The hills are alive with the sound of mechanical music. In the season of big, live orchestras and operas, Dr Seán Williams opens up the story of the tiny music box: at turns curious, enchanting, and uncanny, a maddening but also a meaningful memory. This programme is not designed to wind you up. These inventions invite us to think. The supposedly trivial, tinkly tones of kitsch not only reproduce and commodify art, the music box is itself a musical instrument which has inspired authors and composers. And its mechanisms can be profoundly important for imagining, expressing, and remembering ourselves.
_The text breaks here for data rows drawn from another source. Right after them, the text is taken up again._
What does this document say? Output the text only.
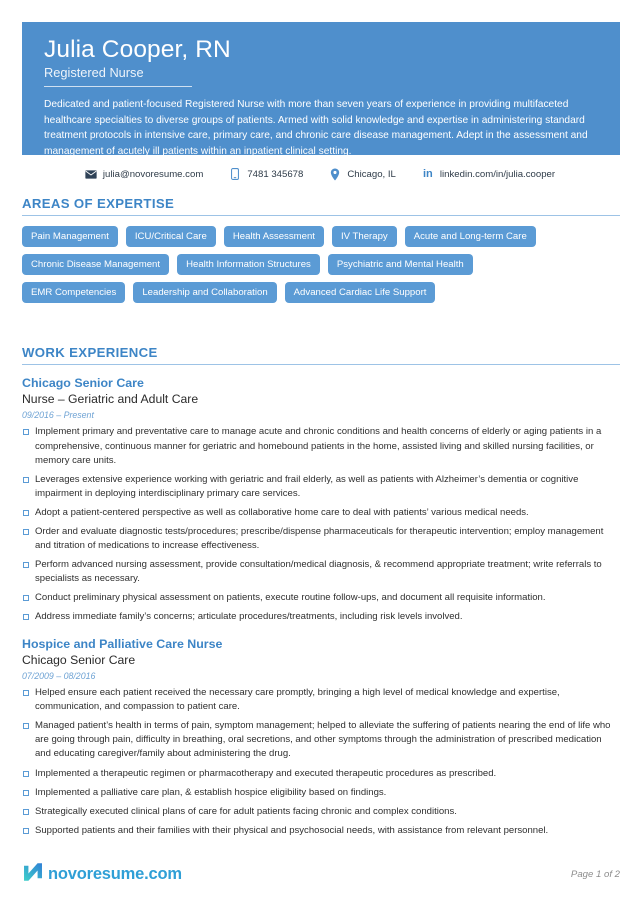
Julia Cooper, RN
Registered Nurse
Dedicated and patient-focused Registered Nurse with more than seven years of experience in providing multifaceted healthcare specialties to diverse groups of patients. Armed with solid knowledge and expertise in administering standard treatment protocols in intensive care, primary care, and chronic care disease management. Adept in the assessment and management of acutely ill patients within an inpatient clinical setting.
julia@novoresume.com	7481 345678	Chicago, IL in linkedin.com/in/julia.cooper
AREAS OF EXPERTISE
Pain Management	ICU/Critical Care	Health Assessment	IV Therapy	Acute and Long-term Care
Chronic Disease Management	Health Information Structures	Psychiatric and Mental Health
EMR Competencies	Leadership and Collaboration	Advanced Cardiac Life Support
WORK EXPERIENCE
Chicago Senior Care
Nurse – Geriatric and Adult Care
09/2016 – Present
Implement primary and preventative care to manage acute and chronic conditions and health concerns of elderly or aging patients in a comprehensive, continuous manner for geriatric and homebound patients in the home, assisted living and skilled nursing facilities, or memory care units.
Leverages extensive experience working with geriatric and frail elderly, as well as patients with Alzheimer’s dementia or cognitive impairment in deploying interdisciplinary primary care services.
Adopt a patient-centered perspective as well as collaborative home care to deal with patients’ various medical needs.
Order and evaluate diagnostic tests/procedures; prescribe/dispense pharmaceuticals for therapeutic intervention; employ management and titration of medications to increase effectiveness.
Perform advanced nursing assessment, provide consultation/medical diagnosis, & recommend appropriate treatment; write referrals to specialists as necessary.
Conduct preliminary physical assessment on patients, execute routine follow-ups, and document all requisite information.
Address immediate family’s concerns; articulate procedures/treatments, including risk levels involved.
Hospice and Palliative Care Nurse
Chicago Senior Care
07/2009 – 08/2016
Helped ensure each patient received the necessary care promptly, bringing a high level of medical knowledge and expertise, communication, and compassion to patient care.
Managed patient’s health in terms of pain, symptom management; helped to alleviate the suffering of patients nearing the end of life who are going through pain, difficulty in breathing, oral secretions, and other symptoms through the administration of prescribed medication and educating caregiver/family about administering the drug.
Implemented a therapeutic regimen or pharmacotherapy and executed therapeutic procedures as prescribed.
Implemented a palliative care plan, & establish hospice eligibility based on findings.
Strategically executed clinical plans of care for adult patients facing chronic and complex conditions.
Supported patients and their families with their physical and psychosocial needs, with assistance from relevant personnel.
novoresume.com	Page 1 of 2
Starting his journey in the borderlands of Switzerland and Germany, where nineteenth-century music boxes were the creations of clock-makers, Seán realises that the real point lies much closer to home. And in us. He returns to see the collection of John Phillips, from the Musical Box Society of Great Britain, in rural Worcestershire. He hears from maestro of the music box, Philip Carli. Musicologist Professor W. Anthony Sheppard of Williams College in the US tells Seán that Puccini's operas sung to the tunes of music boxes. So Seán retrieves a recording from the BBC archives. He questions our assumptions about the aura of art, and translates excerpts from German literature by E.T.A. Hoffmann and Rilke. Seán listens to Grace Meadows, member of the British Association of Music Therapists, about the role of music boxes in dementia care. The story of musical automata is also one of human depth.

Produced by Mohini Patel.

The Reader is Tom Alban.

Art in an age of mechanical reproduction is a surprisingly inspirational, human story.

Curious, enchanting, uncanny, the music box is a maddening and a meaningful memory. Seán Williams invites us to think again about kitsch. He doesn't want to wind you up.